Деловая активность съежилась — рейдерские захваты предприятий и бизнесов стали
нормой. Сегодня уже многое изменилось: бизнес-климат стал мягче, свободнее,
предприниматели «задышали», поверили в возможность честной работы, ощущают
поддержку. Конечно, мы еще не идеальны, но тема коррупции в высших эшелонах
республиканской власти уже малоактуальна. На среднем уровне, к сожалению, эта
зараза еще есть, но на высшем, правительственном, приоритетом является честная
работа. Текучесть кадров в министерствах и ведомствах, в которой меня обвиняют
оппоненты, была в начале моей работы связана именно с наведением порядка и
отсевом соответствующего типа «деловых» людей. И еще одно: сейчас все доходы от
приватизации и продажи имущества до копейки поступают в бюджет республики.
Незаконных схем реализации госпредприятий нет. Кроме того, надо было
разобраться в проблемах национализма, радикального ислама. Эти вопросы не
поддаются упрощенному анализу и быстрому решению. Но кое-что уже сегодня
удается делать. Например, в кадровой политике. Мы стимулируем конкуренцию среди
специалистов исходя из их компетентности, а не по каким-то другим критериям. —
Как сегодня выглядит Башкортостан на общероссийском экономическом фоне? — Наши
экономические показатели по многим направлениям лучше среднероссийских. Выше у
нас и индекс промышленного производства. Связано это с тем, что в республике
диверсифицированная экономика.

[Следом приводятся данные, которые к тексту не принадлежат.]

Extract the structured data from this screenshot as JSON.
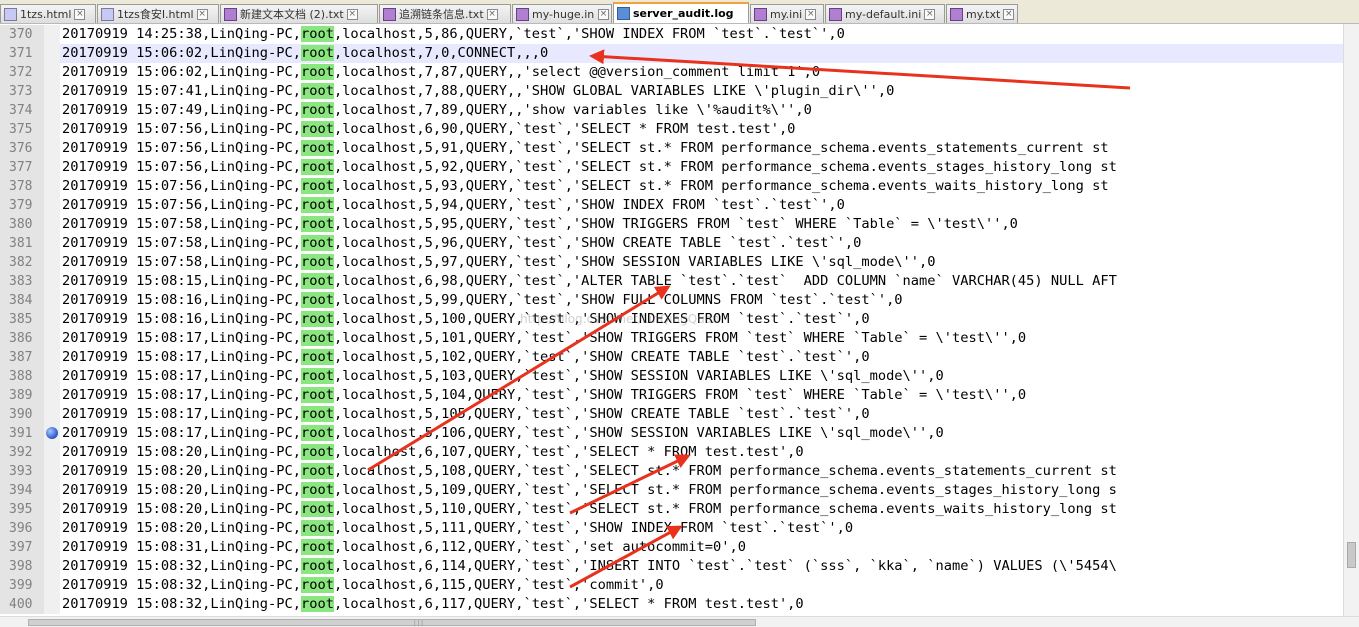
{
  "tabs": [
    {
      "label": "1tzs.html",
      "icon": "html-file-icon",
      "active": false,
      "closable": true
    },
    {
      "label": "1tzs食安I.html",
      "icon": "html-file-icon",
      "active": false,
      "closable": true
    },
    {
      "label": "新建文本文档 (2).txt",
      "icon": "disk-file-icon",
      "active": false,
      "closable": true
    },
    {
      "label": "追溯链条信息.txt",
      "icon": "disk-file-icon",
      "active": false,
      "closable": true
    },
    {
      "label": "my-huge.ini",
      "icon": "disk-file-icon",
      "active": false,
      "closable": true
    },
    {
      "label": "server_audit.log",
      "icon": "saved-file-icon",
      "active": true,
      "closable": true
    },
    {
      "label": "my.ini",
      "icon": "disk-file-icon",
      "active": false,
      "closable": true
    },
    {
      "label": "my-default.ini",
      "icon": "disk-file-icon",
      "active": false,
      "closable": true
    },
    {
      "label": "my.txt",
      "icon": "disk-file-icon",
      "active": false,
      "closable": true
    }
  ],
  "editor": {
    "highlight_word": "root",
    "current_line": "371",
    "bookmark_line": "391",
    "lines": [
      {
        "num": "370",
        "pre": "20170919 14:25:38,LinQing-PC,",
        "post": ",localhost,5,86,QUERY,`test`,'SHOW INDEX FROM `test`.`test`',0"
      },
      {
        "num": "371",
        "pre": "20170919 15:06:02,LinQing-PC,",
        "post": ",localhost,7,0,CONNECT,,,0"
      },
      {
        "num": "372",
        "pre": "20170919 15:06:02,LinQing-PC,",
        "post": ",localhost,7,87,QUERY,,'select @@version_comment limit 1',0"
      },
      {
        "num": "373",
        "pre": "20170919 15:07:41,LinQing-PC,",
        "post": ",localhost,7,88,QUERY,,'SHOW GLOBAL VARIABLES LIKE \\'plugin_dir\\'',0"
      },
      {
        "num": "374",
        "pre": "20170919 15:07:49,LinQing-PC,",
        "post": ",localhost,7,89,QUERY,,'show variables like \\'%audit%\\'',0"
      },
      {
        "num": "375",
        "pre": "20170919 15:07:56,LinQing-PC,",
        "post": ",localhost,6,90,QUERY,`test`,'SELECT * FROM test.test',0"
      },
      {
        "num": "376",
        "pre": "20170919 15:07:56,LinQing-PC,",
        "post": ",localhost,5,91,QUERY,`test`,'SELECT st.* FROM performance_schema.events_statements_current st"
      },
      {
        "num": "377",
        "pre": "20170919 15:07:56,LinQing-PC,",
        "post": ",localhost,5,92,QUERY,`test`,'SELECT st.* FROM performance_schema.events_stages_history_long st"
      },
      {
        "num": "378",
        "pre": "20170919 15:07:56,LinQing-PC,",
        "post": ",localhost,5,93,QUERY,`test`,'SELECT st.* FROM performance_schema.events_waits_history_long st"
      },
      {
        "num": "379",
        "pre": "20170919 15:07:56,LinQing-PC,",
        "post": ",localhost,5,94,QUERY,`test`,'SHOW INDEX FROM `test`.`test`',0"
      },
      {
        "num": "380",
        "pre": "20170919 15:07:58,LinQing-PC,",
        "post": ",localhost,5,95,QUERY,`test`,'SHOW TRIGGERS FROM `test` WHERE `Table` = \\'test\\'',0"
      },
      {
        "num": "381",
        "pre": "20170919 15:07:58,LinQing-PC,",
        "post": ",localhost,5,96,QUERY,`test`,'SHOW CREATE TABLE `test`.`test`',0"
      },
      {
        "num": "382",
        "pre": "20170919 15:07:58,LinQing-PC,",
        "post": ",localhost,5,97,QUERY,`test`,'SHOW SESSION VARIABLES LIKE \\'sql_mode\\'',0"
      },
      {
        "num": "383",
        "pre": "20170919 15:08:15,LinQing-PC,",
        "post": ",localhost,6,98,QUERY,`test`,'ALTER TABLE `test`.`test`  ADD COLUMN `name` VARCHAR(45) NULL AFT"
      },
      {
        "num": "384",
        "pre": "20170919 15:08:16,LinQing-PC,",
        "post": ",localhost,5,99,QUERY,`test`,'SHOW FULL COLUMNS FROM `test`.`test`',0"
      },
      {
        "num": "385",
        "pre": "20170919 15:08:16,LinQing-PC,",
        "post": ",localhost,5,100,QUERY,`test`,'SHOW INDEXES FROM `test`.`test`',0"
      },
      {
        "num": "386",
        "pre": "20170919 15:08:17,LinQing-PC,",
        "post": ",localhost,5,101,QUERY,`test`,'SHOW TRIGGERS FROM `test` WHERE `Table` = \\'test\\'',0"
      },
      {
        "num": "387",
        "pre": "20170919 15:08:17,LinQing-PC,",
        "post": ",localhost,5,102,QUERY,`test`,'SHOW CREATE TABLE `test`.`test`',0"
      },
      {
        "num": "388",
        "pre": "20170919 15:08:17,LinQing-PC,",
        "post": ",localhost,5,103,QUERY,`test`,'SHOW SESSION VARIABLES LIKE \\'sql_mode\\'',0"
      },
      {
        "num": "389",
        "pre": "20170919 15:08:17,LinQing-PC,",
        "post": ",localhost,5,104,QUERY,`test`,'SHOW TRIGGERS FROM `test` WHERE `Table` = \\'test\\'',0"
      },
      {
        "num": "390",
        "pre": "20170919 15:08:17,LinQing-PC,",
        "post": ",localhost,5,105,QUERY,`test`,'SHOW CREATE TABLE `test`.`test`',0"
      },
      {
        "num": "391",
        "pre": "20170919 15:08:17,LinQing-PC,",
        "post": ",localhost,5,106,QUERY,`test`,'SHOW SESSION VARIABLES LIKE \\'sql_mode\\'',0"
      },
      {
        "num": "392",
        "pre": "20170919 15:08:20,LinQing-PC,",
        "post": ",localhost,6,107,QUERY,`test`,'SELECT * FROM test.test',0"
      },
      {
        "num": "393",
        "pre": "20170919 15:08:20,LinQing-PC,",
        "post": ",localhost,5,108,QUERY,`test`,'SELECT st.* FROM performance_schema.events_statements_current st"
      },
      {
        "num": "394",
        "pre": "20170919 15:08:20,LinQing-PC,",
        "post": ",localhost,5,109,QUERY,`test`,'SELECT st.* FROM performance_schema.events_stages_history_long s"
      },
      {
        "num": "395",
        "pre": "20170919 15:08:20,LinQing-PC,",
        "post": ",localhost,5,110,QUERY,`test`,'SELECT st.* FROM performance_schema.events_waits_history_long st"
      },
      {
        "num": "396",
        "pre": "20170919 15:08:20,LinQing-PC,",
        "post": ",localhost,5,111,QUERY,`test`,'SHOW INDEX FROM `test`.`test`',0"
      },
      {
        "num": "397",
        "pre": "20170919 15:08:31,LinQing-PC,",
        "post": ",localhost,6,112,QUERY,`test`,'set autocommit=0',0"
      },
      {
        "num": "398",
        "pre": "20170919 15:08:32,LinQing-PC,",
        "post": ",localhost,6,114,QUERY,`test`,'INSERT INTO `test`.`test` (`sss`, `kka`, `name`) VALUES (\\'5454\\"
      },
      {
        "num": "399",
        "pre": "20170919 15:08:32,LinQing-PC,",
        "post": ",localhost,6,115,QUERY,`test`,'commit',0"
      },
      {
        "num": "400",
        "pre": "20170919 15:08:32,LinQing-PC,",
        "post": ",localhost,6,117,QUERY,`test`,'SELECT * FROM test.test',0"
      }
    ]
  },
  "watermark": "http://blog.csdn.net/LinQingQuan",
  "colors": {
    "highlight": "#8ae77f",
    "current_line": "#e8e8ff",
    "arrow": "#e8321e",
    "active_tab_accent": "#f2a23a"
  }
}
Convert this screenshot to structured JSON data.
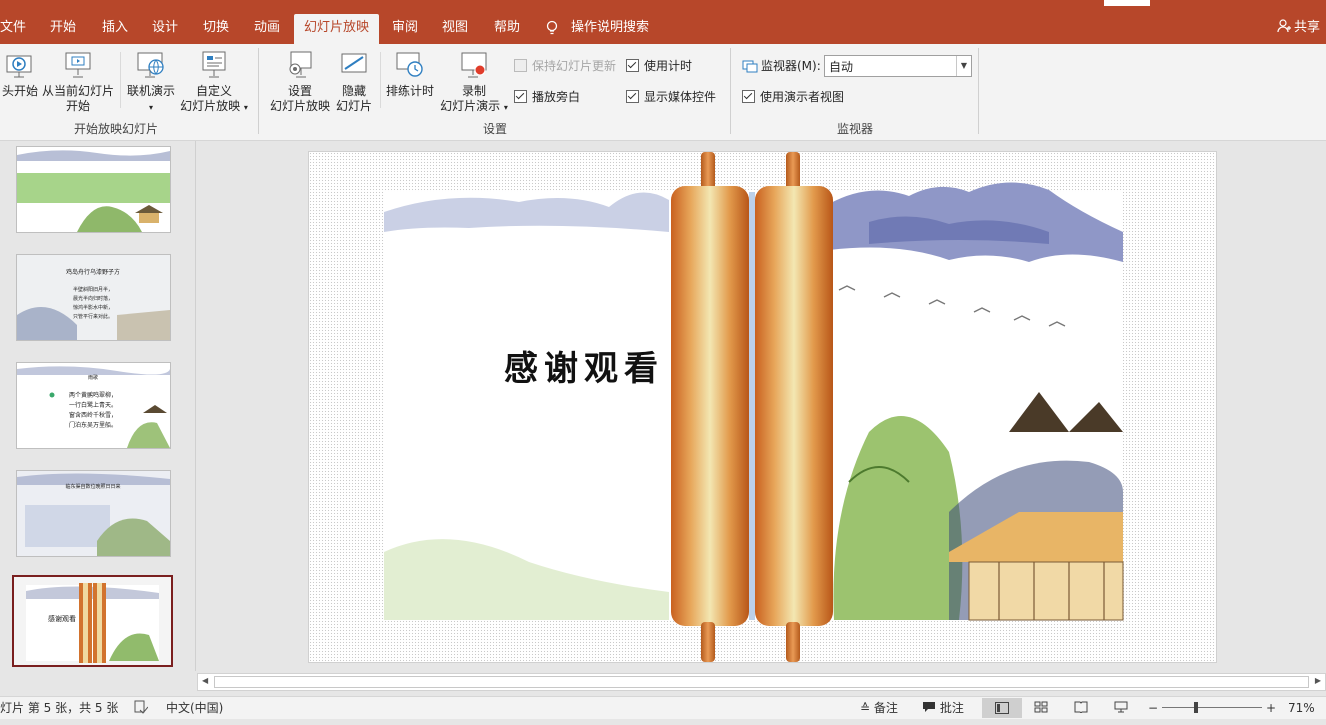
{
  "tabs": [
    "文件",
    "开始",
    "插入",
    "设计",
    "切换",
    "动画",
    "幻灯片放映",
    "审阅",
    "视图",
    "帮助",
    "操作说明搜索"
  ],
  "share": "共享",
  "ribbon": {
    "from_start": "头开始",
    "from_current_1": "从当前幻灯片",
    "from_current_2": "开始",
    "online": "联机演示",
    "custom_1": "自定义",
    "custom_2": "幻灯片放映",
    "group_start": "开始放映幻灯片",
    "setup_1": "设置",
    "setup_2": "幻灯片放映",
    "hide_1": "隐藏",
    "hide_2": "幻灯片",
    "rehearse": "排练计时",
    "record_1": "录制",
    "record_2": "幻灯片演示",
    "keep_updated": "保持幻灯片更新",
    "play_narration": "播放旁白",
    "use_timings": "使用计时",
    "show_media": "显示媒体控件",
    "group_setup": "设置",
    "monitor_label": "监视器(M):",
    "monitor_value": "自动",
    "presenter_view": "使用演示者视图",
    "group_monitor": "监视器"
  },
  "slide": {
    "title_text": "感谢观看"
  },
  "thumbnails": [
    {
      "lines": []
    },
    {
      "lines": [
        "鸡岛舟行乌漆野子方",
        "半壁斜阳旧月半，",
        "晨光半向归时落，",
        "惊鸿半影水中新，",
        "只管平行来对此。"
      ]
    },
    {
      "lines": [
        "雨歌",
        "两个黄鹂鸣翠柳，",
        "一行白鹭上青天。",
        "窗含西岭千秋雪，",
        "门泊东吴万里船。"
      ]
    },
    {
      "lines": [
        "临东渠自数位晚照日日来"
      ]
    },
    {
      "lines": [
        "感谢观看"
      ]
    }
  ],
  "status": {
    "slide_info": "灯片 第 5 张，共 5 张",
    "language": "中文(中国)",
    "notes": "备注",
    "comments": "批注",
    "zoom": "71%"
  }
}
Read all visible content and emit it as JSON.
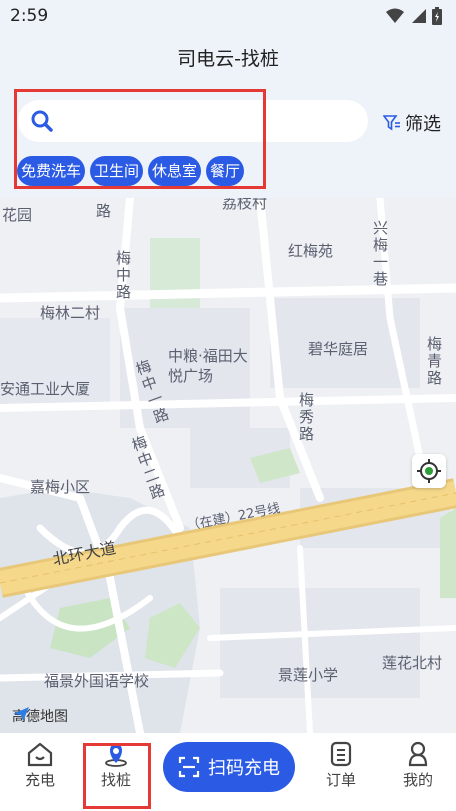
{
  "status_bar": {
    "time": "2:59"
  },
  "header": {
    "title": "司电云-找桩"
  },
  "search": {
    "placeholder": ""
  },
  "filter": {
    "label": "筛选"
  },
  "tags": [
    "免费洗车",
    "卫生间",
    "休息室",
    "餐厅"
  ],
  "map": {
    "labels": {
      "huayuan": "花园",
      "lizhicun": "荔枝村",
      "road_lu": "路",
      "hongmeiyuan": "红梅苑",
      "xingmeiyixiang": "兴梅一巷",
      "meizhonglu": "梅中路",
      "meilinercun": "梅林二村",
      "zhongliangfutian": "中粮·福田大悦广场",
      "bihuatingju": "碧华庭居",
      "meiqinglu": "梅青路",
      "antonggongye": "安通工业大厦",
      "meizhongyilu": "梅中一路",
      "meixiulu": "梅秀路",
      "meizhongerlu": "梅中二路",
      "jiameixiaoqu": "嘉梅小区",
      "zaijian22": "（在建）22号线",
      "beihuandadao": "北环大道",
      "jinglianxiaoxue": "景莲小学",
      "lianhuabeicun": "莲花北村",
      "fujingwaiguoyu": "福景外国语学校"
    },
    "logo": "高德地图"
  },
  "tabbar": {
    "charge": "充电",
    "find_pile": "找桩",
    "scan": "扫码充电",
    "orders": "订单",
    "mine": "我的"
  }
}
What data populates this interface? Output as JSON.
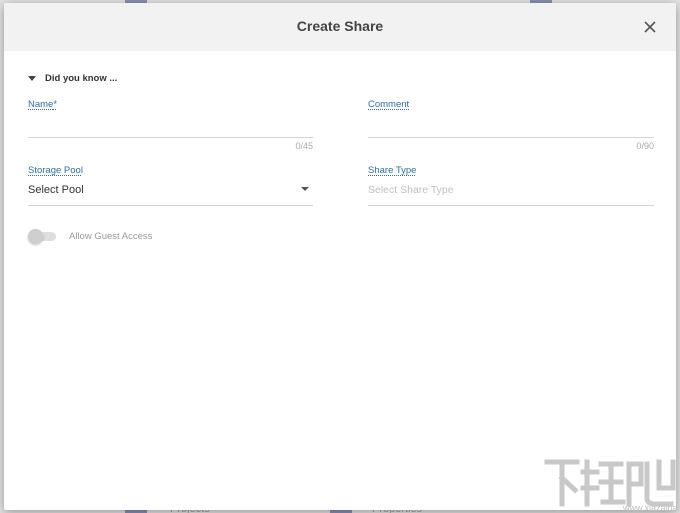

Добыча нефти, нефтехимия, нефтепереработка
составляют значительную часть промсектора, но при этом у нас есть сильное машиностроение
и хорошо развит агропромышленный комплекс, неплохая горнодобывающая
промышленность. Все это позволяет нам удерживаться наверху. Даже в 2008–2009
годах, в пик кризиса, объем промышленного производства в республике снизился
только процентов на пять-семь, что было все-таки значительно лучше
общероссийских цифр. Наши предприятия производят востребованные товары: в ТЭКе
и химпроме — топлива и полимеры, в машиностроении — оборонную продукцию, выпуск
которой сегодня финансируется в полном объеме, в горнодобывающей отрасли растет
добыча медно-цинкового концентрата, поскольку мировые цены на медь совсем
неплохие. Кстати, по количеству прибыльных предприятий республика на первом
месте в стране — 82 процента из них работают с экономическим плюсом. Устойчиво
работает село. Такая модель многоотраслевой экономики была сформирована
пятьдесят-шестьдесят лет назад. Все это позволяет нам не просто выживать, но
чувствовать себя достаточно уверенно. В плане поступления налогов показатели
выше прошлогодних и близки к плановым. Беспокоит только снижение налога на
прибыль, а ведь это один из основных индикаторов самочувствия предприятий. Но
вот в июле ситуация с этим налогом стала лучше, и мы вздохнули с облегчением.
Мы индивидуально работаем с крупнейшими налогоплательщиками. Разговоры с ними
подчас бывают достаточно жесткими, но это позволяет достигать запланированного
уровня наполнения бюджета. С другой стороны, есть факторы, на которые мы не
можем повлиять. Например, снизились поступления акцизов на нефтепродукты (эта ситуация
общая по всей стране и связана с уменьшением акцизов на более качественный
бензин, чтобы простимулировать производителя к его производству. — «Эксперт») и
акцизы на алкоголь. Цифры статистики показывают снижение потребления алкоголя в
республике: в позапрошлом году в среднем было около одиннадцати, а сейчас около
семи литров на душу населения в год. Снижение за год более чем на 30 процентов!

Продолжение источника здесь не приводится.